NEW YORK (Reuters) - Oil prices ended up for a third straight day on Wednesday as buyers shrugged off record high U.S. crude stockpiles to focus on an OPEC plan to freeze production, keeping alive the notion that market has bottomed from a near two-year selloff.

OPEC member Venezuela said a total of 15 oil producing countries will attend a meeting planned later this month on freezing output at January's highs.

Diplomatic activity between the Organization of the Petroleum Exporting Countries and other major producers to address the supply glut by freezing output has helped feed a 25 percent price gain in the last 2-1/2 weeks from 12-year lows.

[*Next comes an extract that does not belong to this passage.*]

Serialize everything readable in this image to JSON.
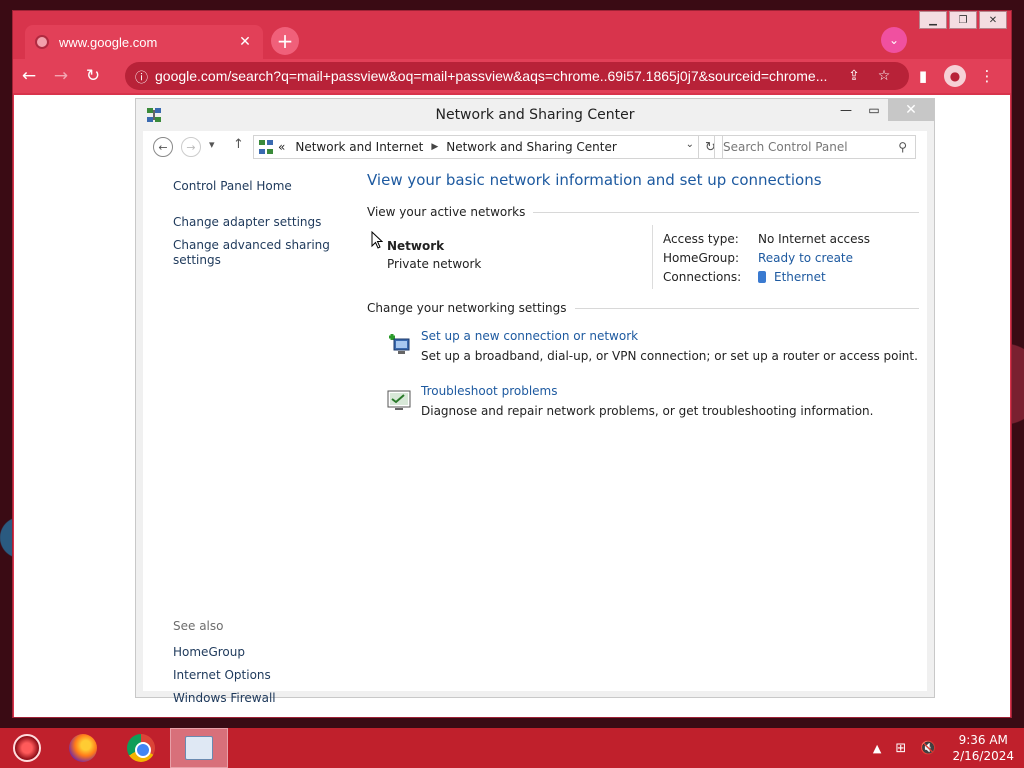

Oil prices briefly dipped on U.S. government data that showed crude stockpiles at record highs for the third consecutive week after rising 10.4 million barrels to 518 million barrels last week. [EIA/S]

Brent futures settled up 12 cents at $36.93 a barrel. They have risen more than $1.80, or 5 percent, since Friday's close.

U.S. crude's West Texas Intermediate (WTI) futures finished up 26 cents at $34.66 a barrel. Only in mid-February, WTI fell to a 2003 low of $26.05.

"It seems more likely that $26 is in the rear view mirror at the moment," Anthony Headrick, energy market analyst at CHS Hedging, a commodities broker in Saint Paul, Minnesota, said.

"Fundamentals remain bearish but prospects of OPEC freeze and downward cycle in U.S. output will likely limit a retest of the recent lows."

Other analysts were confident that the market has bottomed out.

"We believe prices will see modest gains over the course of the year and we have likely seen the worst of price declines, unless the global economy actually moves into recession," said Rob Haworth, senior investment strategist at U.S. Bank Wealth Management, who helps manage some $125 billion.

Some traders were less bullish, saying the selloff will likely return as crude inventories build further from the U.S. refinery spring maintenance season.

"We could be in store for another large move down over the next few weeks," said Tariq Zahir at Tyche Capital Advisors who bets nearby WTI contracts will weaken against forwards.